The implication is not that people manufacture reality in their head, but rather that they model reality in their head (which is indisputable). You can try to improve your model, but it will always be just a model and subject to limitations and errors.

This realization actually HELPS us create products for other people, because we understand that the reality inside their head is different from our own, and can attempt to model their reality as well.


There is no dispute about people modeling reality in their heads, in fact I mentioned that in my first reply, but you claim that that model is reality for people when you say As far as you can tell, that frame is reality. Maybe this statement is not what you really mean?


The thing is, they don't just have the model sitting there looking pretty, they are using it to make sense of the world. It's like trying to detect a rootkit after it's been installed -- potentially very difficult because it can alter your whole view of things.

Here's another example, imagine that you are a creationist faced with fossil evidence for evolution. How do you deal with that? Maybe you think, "God must be testing my faith", after all, isn't that exactly what a meddling god would do? Now the fossils are proof of your meddling god! (who else could have staged such a clever test?)

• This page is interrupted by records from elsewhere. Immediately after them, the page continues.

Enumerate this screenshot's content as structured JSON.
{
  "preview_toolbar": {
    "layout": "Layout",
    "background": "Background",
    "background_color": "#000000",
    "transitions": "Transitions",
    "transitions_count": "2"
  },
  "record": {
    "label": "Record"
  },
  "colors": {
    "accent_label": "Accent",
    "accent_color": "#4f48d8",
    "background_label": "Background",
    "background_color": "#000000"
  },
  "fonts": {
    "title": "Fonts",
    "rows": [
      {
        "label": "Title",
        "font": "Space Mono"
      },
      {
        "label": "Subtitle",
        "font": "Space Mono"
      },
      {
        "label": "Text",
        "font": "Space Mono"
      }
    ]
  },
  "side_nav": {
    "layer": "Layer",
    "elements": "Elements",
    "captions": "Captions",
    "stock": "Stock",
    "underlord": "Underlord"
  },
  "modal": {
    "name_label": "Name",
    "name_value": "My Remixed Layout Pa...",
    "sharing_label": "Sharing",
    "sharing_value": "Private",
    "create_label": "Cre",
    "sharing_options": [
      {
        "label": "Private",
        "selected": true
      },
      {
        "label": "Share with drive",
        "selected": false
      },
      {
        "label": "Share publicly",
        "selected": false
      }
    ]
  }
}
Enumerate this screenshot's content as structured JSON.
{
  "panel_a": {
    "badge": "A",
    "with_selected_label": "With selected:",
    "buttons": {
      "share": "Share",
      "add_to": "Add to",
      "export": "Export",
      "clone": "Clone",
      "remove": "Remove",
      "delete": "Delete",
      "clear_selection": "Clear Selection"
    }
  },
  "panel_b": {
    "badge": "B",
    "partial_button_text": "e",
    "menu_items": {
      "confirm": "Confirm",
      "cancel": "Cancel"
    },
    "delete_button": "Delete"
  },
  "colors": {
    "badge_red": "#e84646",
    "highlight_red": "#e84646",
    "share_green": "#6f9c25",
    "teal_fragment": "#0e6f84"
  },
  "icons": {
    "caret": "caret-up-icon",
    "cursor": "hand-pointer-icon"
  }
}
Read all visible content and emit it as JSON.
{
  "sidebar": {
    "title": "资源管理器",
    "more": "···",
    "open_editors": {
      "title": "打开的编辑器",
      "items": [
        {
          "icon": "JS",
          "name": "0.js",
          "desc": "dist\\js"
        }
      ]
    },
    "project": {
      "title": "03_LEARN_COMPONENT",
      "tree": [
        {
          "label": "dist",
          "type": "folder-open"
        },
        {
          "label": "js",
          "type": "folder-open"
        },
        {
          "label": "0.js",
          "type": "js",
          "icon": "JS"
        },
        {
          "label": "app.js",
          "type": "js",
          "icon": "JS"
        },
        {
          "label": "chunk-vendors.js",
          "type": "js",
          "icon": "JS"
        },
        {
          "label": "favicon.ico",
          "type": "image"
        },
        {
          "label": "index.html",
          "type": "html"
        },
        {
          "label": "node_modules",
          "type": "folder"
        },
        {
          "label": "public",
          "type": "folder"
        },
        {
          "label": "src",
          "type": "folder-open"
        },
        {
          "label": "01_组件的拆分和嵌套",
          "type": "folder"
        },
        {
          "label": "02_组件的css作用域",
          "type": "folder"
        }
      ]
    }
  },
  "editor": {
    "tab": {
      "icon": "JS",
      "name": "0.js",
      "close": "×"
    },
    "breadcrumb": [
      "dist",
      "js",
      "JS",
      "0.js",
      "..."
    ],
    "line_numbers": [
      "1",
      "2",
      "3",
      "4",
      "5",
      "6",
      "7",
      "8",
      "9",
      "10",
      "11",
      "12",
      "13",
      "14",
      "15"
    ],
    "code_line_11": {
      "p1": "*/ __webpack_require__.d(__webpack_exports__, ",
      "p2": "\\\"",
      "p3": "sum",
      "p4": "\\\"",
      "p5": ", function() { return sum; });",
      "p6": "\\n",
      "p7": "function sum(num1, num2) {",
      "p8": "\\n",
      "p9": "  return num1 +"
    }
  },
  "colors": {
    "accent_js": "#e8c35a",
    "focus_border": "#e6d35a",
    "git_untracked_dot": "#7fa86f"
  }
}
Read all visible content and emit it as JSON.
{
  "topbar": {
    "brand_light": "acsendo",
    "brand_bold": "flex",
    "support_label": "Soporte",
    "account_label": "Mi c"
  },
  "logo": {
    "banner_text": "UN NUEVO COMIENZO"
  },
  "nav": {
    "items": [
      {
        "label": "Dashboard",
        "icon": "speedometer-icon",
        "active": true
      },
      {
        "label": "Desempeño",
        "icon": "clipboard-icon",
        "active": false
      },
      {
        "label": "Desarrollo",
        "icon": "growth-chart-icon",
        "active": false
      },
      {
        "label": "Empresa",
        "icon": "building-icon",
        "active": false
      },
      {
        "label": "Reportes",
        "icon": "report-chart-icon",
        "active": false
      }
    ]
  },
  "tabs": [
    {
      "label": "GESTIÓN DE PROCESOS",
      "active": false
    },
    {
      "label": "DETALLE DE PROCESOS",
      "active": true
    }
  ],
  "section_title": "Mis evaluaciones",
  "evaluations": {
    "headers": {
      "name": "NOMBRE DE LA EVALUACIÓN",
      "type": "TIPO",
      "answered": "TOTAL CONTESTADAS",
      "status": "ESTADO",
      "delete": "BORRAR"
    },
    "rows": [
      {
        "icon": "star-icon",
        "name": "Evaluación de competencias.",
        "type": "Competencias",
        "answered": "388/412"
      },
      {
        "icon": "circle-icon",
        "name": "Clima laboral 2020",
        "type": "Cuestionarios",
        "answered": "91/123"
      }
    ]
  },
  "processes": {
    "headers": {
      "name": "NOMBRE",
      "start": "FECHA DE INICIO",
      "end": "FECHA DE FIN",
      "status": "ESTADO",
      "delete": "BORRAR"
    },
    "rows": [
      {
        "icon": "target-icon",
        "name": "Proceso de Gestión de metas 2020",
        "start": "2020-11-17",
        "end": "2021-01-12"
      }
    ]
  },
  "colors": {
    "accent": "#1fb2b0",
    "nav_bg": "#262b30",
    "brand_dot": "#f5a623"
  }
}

The perception occurred accurately for the creationist, but then the opinions based on that perception had to be woven into a strange hypothesis in an attempt to circumvent the obvious contradiction between the fact (the perceived fossil) and the mental model of creationism in the perceiver's head.

A person has to be pretty far gone when they have automatized evading perceptual evidence to such a degree that they are no longer able to be consciously aware of the contradiction between their beliefs and what they perceive. This kind of evasion can be seen in cults, extreme religious groups, extreme political groups, where extreme = evading perceptual evidence that disproves your held beliefs. Usually group pressure is involved to automatize the evasion.

Perception (and I've been using it in the strictly integrated sensation sense) is our link to reality that enables us to make sure that our mental models don't fall off the deep end. Evade perception at your own peril.